Let me, then, try to be consistent and reasonable. I cannot accept the idea that this marvelous world and its boundless mysteries are purely accidental. I cannot accept the order of the stars, the immensity of space; the mystery of a seed, which can be stored for thousands of years apparently dead, later accurately remembering, in fruition, its true purpose and order. I cannot witness our great scientists, unsuccessful in trying to discover the secret of green in a blade of grass. I cannot accept the unknown force called gravity that keeps us on this whirling sphere. I cannot accept its orderly course around the sun without also accepting the fact that in every conscious moment in life, we do depend upon our faith in a divine order as a condition of life.

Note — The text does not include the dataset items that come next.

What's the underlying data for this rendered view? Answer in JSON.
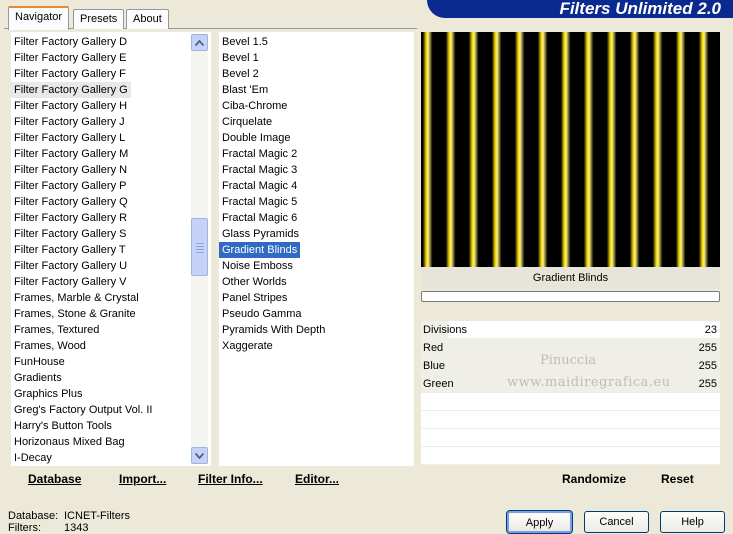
{
  "banner": {
    "title": "Filters Unlimited 2.0"
  },
  "tabs": [
    {
      "label": "Navigator",
      "active": true
    },
    {
      "label": "Presets",
      "active": false
    },
    {
      "label": "About",
      "active": false
    }
  ],
  "categories": {
    "items": [
      "Filter Factory Gallery D",
      "Filter Factory Gallery E",
      "Filter Factory Gallery F",
      "Filter Factory Gallery G",
      "Filter Factory Gallery H",
      "Filter Factory Gallery J",
      "Filter Factory Gallery L",
      "Filter Factory Gallery M",
      "Filter Factory Gallery N",
      "Filter Factory Gallery P",
      "Filter Factory Gallery Q",
      "Filter Factory Gallery R",
      "Filter Factory Gallery S",
      "Filter Factory Gallery T",
      "Filter Factory Gallery U",
      "Filter Factory Gallery V",
      "Frames, Marble & Crystal",
      "Frames, Stone & Granite",
      "Frames, Textured",
      "Frames, Wood",
      "FunHouse",
      "Gradients",
      "Graphics Plus",
      "Greg's Factory Output Vol. II",
      "Harry's Button Tools",
      "Horizonaus Mixed Bag",
      "I-Decay"
    ],
    "selected": "Filter Factory Gallery G"
  },
  "filters": {
    "items": [
      "Bevel 1.5",
      "Bevel 1",
      "Bevel 2",
      "Blast 'Em",
      "Ciba-Chrome",
      "Cirquelate",
      "Double Image",
      "Fractal Magic 2",
      "Fractal Magic 3",
      "Fractal Magic 4",
      "Fractal Magic 5",
      "Fractal Magic 6",
      "Glass Pyramids",
      "Gradient Blinds",
      "Noise Emboss",
      "Other Worlds",
      "Panel Stripes",
      "Pseudo Gamma",
      "Pyramids With Depth",
      "Xaggerate"
    ],
    "selected": "Gradient Blinds"
  },
  "preview": {
    "filter_name": "Gradient Blinds",
    "stripe_count": 13,
    "stripe_color": "#f2d500",
    "background_color": "#000000"
  },
  "params": [
    {
      "label": "Divisions",
      "value": "23",
      "level": 0.09
    },
    {
      "label": "Red",
      "value": "255",
      "level": 1.0
    },
    {
      "label": "Blue",
      "value": "255",
      "level": 1.0
    },
    {
      "label": "Green",
      "value": "255",
      "level": 1.0
    }
  ],
  "watermark": {
    "line1": "Pinuccia",
    "line2": "www.maidiregrafica.eu"
  },
  "bottom_left_buttons": [
    "Database",
    "Import...",
    "Filter Info...",
    "Editor..."
  ],
  "bottom_right_buttons": [
    "Randomize",
    "Reset"
  ],
  "footer": {
    "database_label": "Database:",
    "database_value": "ICNET-Filters",
    "filters_label": "Filters:",
    "filters_value": "1343"
  },
  "dialog_buttons": {
    "apply": "Apply",
    "cancel": "Cancel",
    "help": "Help"
  }
}
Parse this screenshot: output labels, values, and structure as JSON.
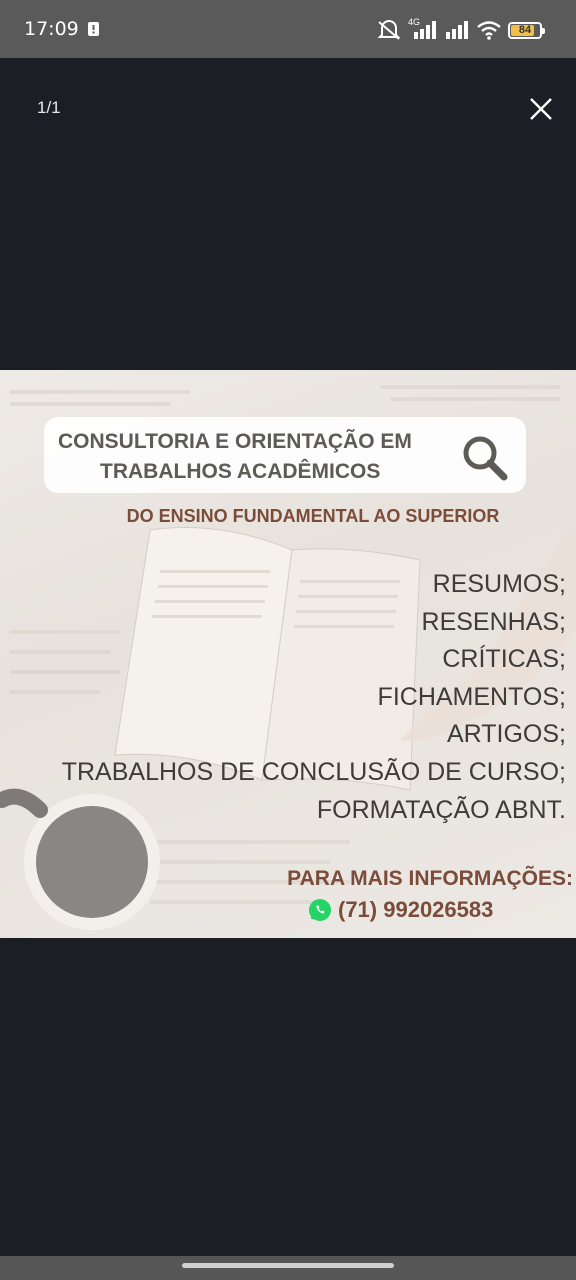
{
  "status_bar": {
    "time": "17:09",
    "network_label": "4G",
    "battery": "84",
    "battery_level": 0.84,
    "icons": [
      "sim-alert-icon",
      "mute-icon",
      "signal-icon",
      "signal-icon",
      "wifi-icon",
      "battery-icon"
    ]
  },
  "viewer": {
    "page_counter": "1/1",
    "close_icon": "close-icon"
  },
  "poster": {
    "title_line1": "CONSULTORIA E ORIENTAÇÃO EM",
    "title_line2": "TRABALHOS ACADÊMICOS",
    "search_icon": "magnifier-icon",
    "subtitle": "DO ENSINO FUNDAMENTAL AO SUPERIOR",
    "services": [
      "RESUMOS;",
      "RESENHAS;",
      "CRÍTICAS;",
      "FICHAMENTOS;",
      "ARTIGOS;",
      "TRABALHOS DE CONCLUSÃO DE CURSO;",
      "FORMATAÇÃO ABNT."
    ],
    "info_label": "PARA MAIS INFORMAÇÕES:",
    "phone": "(71) 992026583",
    "phone_icon": "whatsapp-icon",
    "colors": {
      "accent_brown": "#7b4c3a",
      "text_dark": "#3f3b38",
      "whatsapp_green": "#25d366"
    }
  }
}
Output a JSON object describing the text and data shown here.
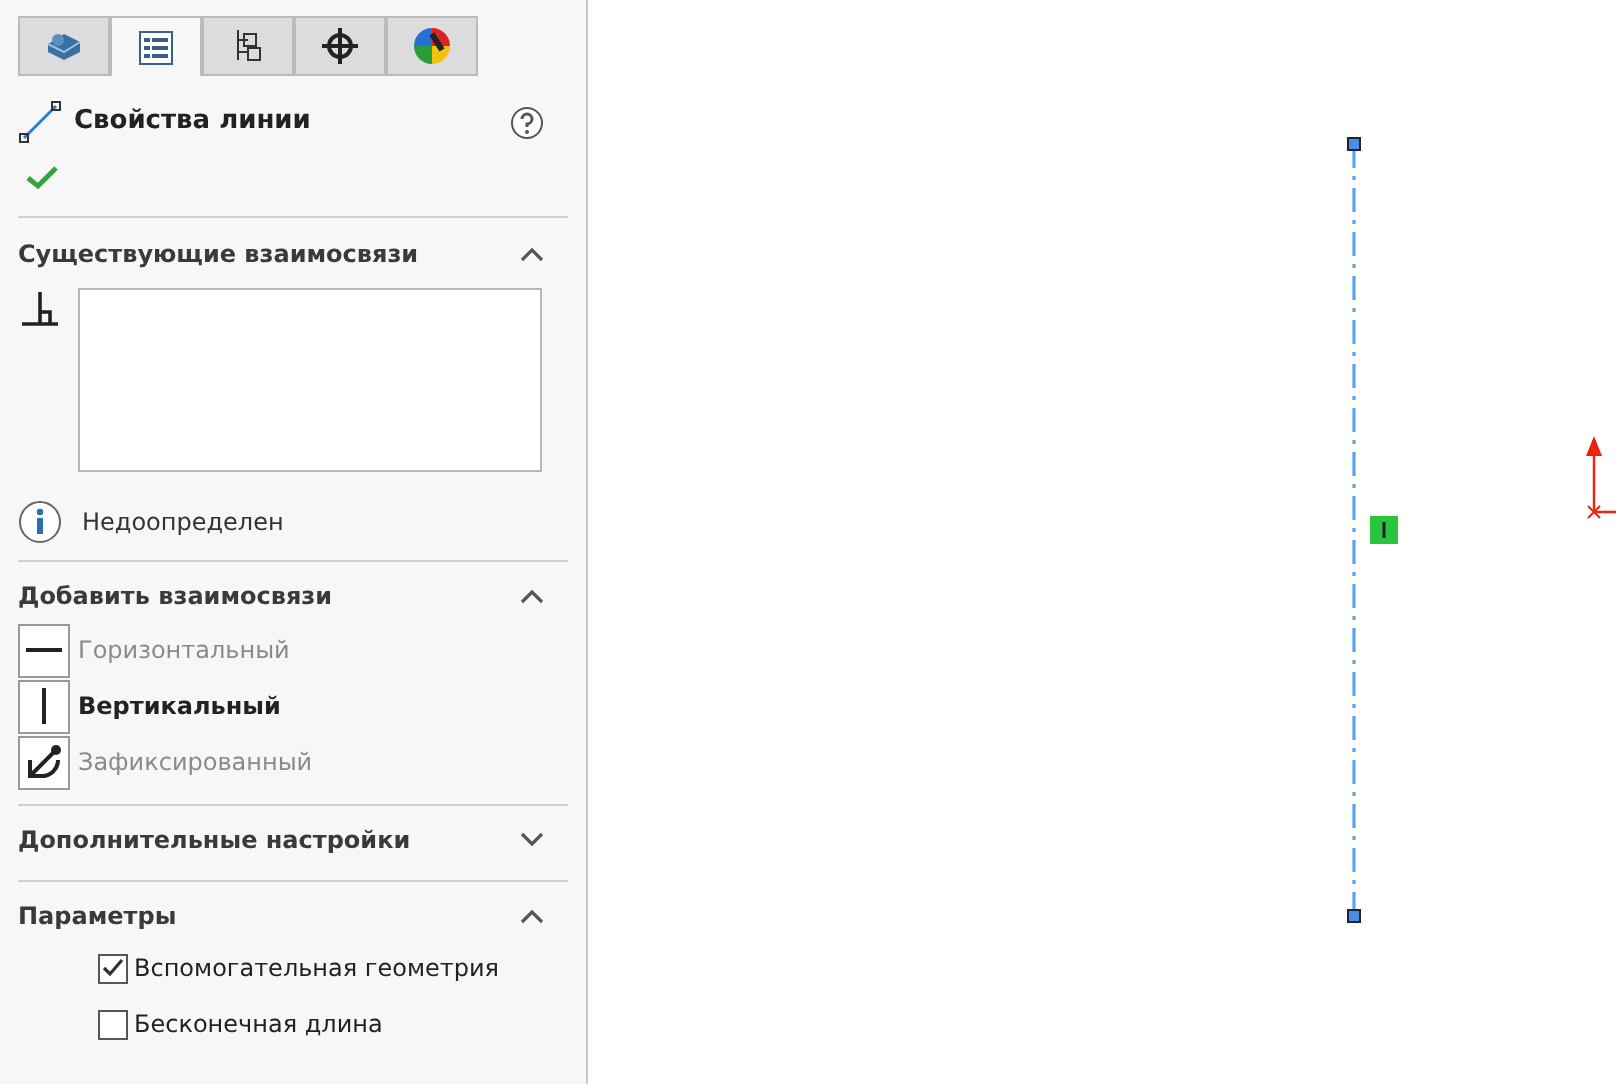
{
  "tabs": [
    {
      "kind": "part",
      "selected": false
    },
    {
      "kind": "properties",
      "selected": true
    },
    {
      "kind": "config",
      "selected": false
    },
    {
      "kind": "target",
      "selected": false
    },
    {
      "kind": "appearance",
      "selected": false
    }
  ],
  "panel": {
    "title": "Свойства линии"
  },
  "sections": [
    {
      "kind": "relations",
      "title": "Существующие взаимосвязи",
      "expanded": true,
      "status": "Недоопределен"
    },
    {
      "kind": "add",
      "title": "Добавить взаимосвязи",
      "expanded": true,
      "items": [
        {
          "kind": "horizontal",
          "label": "Горизонтальный",
          "disabled": true
        },
        {
          "kind": "vertical",
          "label": "Вертикальный",
          "disabled": false
        },
        {
          "kind": "fixed",
          "label": "Зафиксированный",
          "disabled": true
        }
      ]
    },
    {
      "title": "Дополнительные настройки",
      "expanded": false
    },
    {
      "kind": "options",
      "title": "Параметры",
      "expanded": true,
      "options": [
        {
          "label": "Вспомогательная геометрия",
          "checked": true
        },
        {
          "label": "Бесконечная длина",
          "checked": false
        }
      ]
    }
  ]
}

So I will not question God’s purpose in taking the life of Peter at his then age of 12 years and 6 months. If I do, I have to question his judgment in the death of a person twice his age, and those at 100—in fact, in death at all. I do believe, in being given my moment of conscious life, I have the opportunity to play my part, and I do most certainly believe I belong. My spirit belongs to a divine order—not given me to weigh, blueprint, or describe—which is the order of the universe by His making, infinite in wonder, in grandeur, and in life. All mankind being a member of this order, we also, then, become a part of its divinity and life everlasting.
That was the creed of William H. Joyce of San Marino, California. An active, devoted citizen, he served in 1950 and '51 as the ECA's Assistant Administrator for Production.